The new owners of 319 NE 75th Avenue recently filed for a demolition permit to deconstruct the 122-year-old home. The dwelling retained some of its original design through several remodels but has suffered from neglect more recently. 

In March of this year, Everett Custom Homes bought the property and requested permission to clear the land the following month. The permit application seeks to demolish the single-family residence and attached garage. Crews will fill in the basement cavity, break up the driveway, and remove the curb cut leading onto NE 75th Avenue. The developer’s post-demolition plans for the site are not yet public. However, removing the curb cut and driveway could indicate a planned multifamily use of the property that does not support onsite parking.

This property resides on the same block as the 137 unit 74th and Glisan affordable housing project, scheduled to begin construction next year. The area already supports many multi-unit buildings, and redevelopment of smaller homes is likely to continue in this vicinity. 

87 (formally 411) East 75th Street North, Sanborn Map from 1924.

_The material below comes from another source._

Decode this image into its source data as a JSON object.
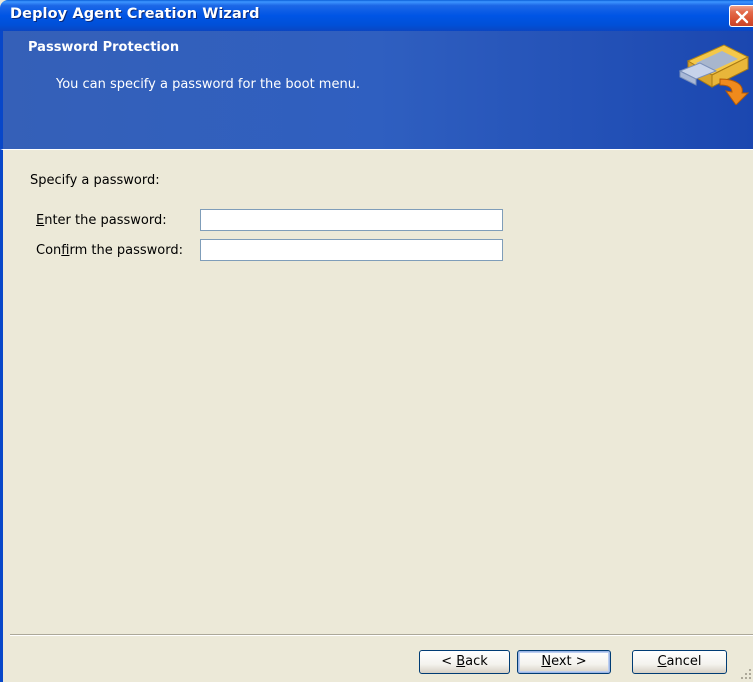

When constructed in 1900, the original dwelling was a modest single-story home with a basement. Over its first three decades, the City changed the house’s address two times. The building’s first address of 411 East 75th Street North was updated sometime after Portland annexed Montavilla in 1906. The house number changed from 411 to 87. Then Portland’s Great Renumbering of 1931-1933 changes the address again to its current designation. The Sunday Oregonian for May 27, 1917, notes that an early owner of the home, Mrs. E. A. Beals, was active within the community. As a Daughters of the American Revolution member, she was the featured speaker for the Memorial Day (originally known as Decoration Day) event held at the Montavilla School.

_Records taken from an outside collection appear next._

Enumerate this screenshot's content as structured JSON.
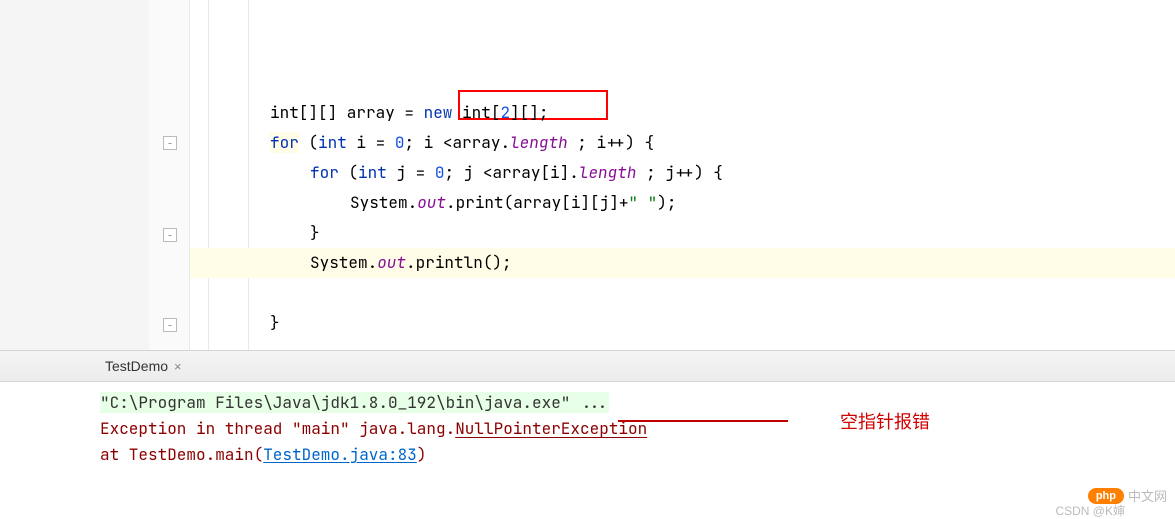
{
  "code": {
    "line1_pre": "int[][] array = ",
    "line1_kw_new": "new",
    "line1_mid": " int[",
    "line1_num": "2",
    "line1_post": "][];",
    "line2_for": "for",
    "line2_pre": " (",
    "line2_int": "int",
    "line2_var": " i = ",
    "line2_zero": "0",
    "line2_mid": "; i <array.",
    "line2_len": "length",
    "line2_post": " ; i++) {",
    "line3_for": "for",
    "line3_pre": " (",
    "line3_int": "int",
    "line3_var": " j = ",
    "line3_zero": "0",
    "line3_mid": "; j <array[i].",
    "line3_len": "length",
    "line3_post": " ; j++) {",
    "line4_pre": "System.",
    "line4_out": "out",
    "line4_mid": ".print(array[i][j]+",
    "line4_str": "\" \"",
    "line4_post": ");",
    "line5": "}",
    "line6_pre": "System.",
    "line6_out": "out",
    "line6_post": ".println();",
    "line8": "}"
  },
  "tab": {
    "label": "TestDemo",
    "close": "×"
  },
  "console": {
    "cmd": "\"C:\\Program Files\\Java\\jdk1.8.0_192\\bin\\java.exe\" ...",
    "exc_pre": "Exception in thread \"main\" java.lang.",
    "exc_name": "NullPointerException",
    "at_pre": "    at TestDemo.main(",
    "at_link": "TestDemo.java:83",
    "at_post": ")"
  },
  "annotation": "空指针报错",
  "watermark": {
    "badge": "php",
    "text1": "中文网",
    "text2": "CSDN @K婶"
  }
}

Although this bungalow has many admirable characteristics, the listing photos for the property indicate previous owners had not updated the house over the years. If the new owners had opted to restore the house, it would likely have taken a significant investment and required reducing the habitable space. The demolition permit is pending the completion of a 35-day appeal period. That delay window ends at 4:30 p.m. on May 31. Starting next month, demolition crews can begin removing the structures and preparing the land for a new project.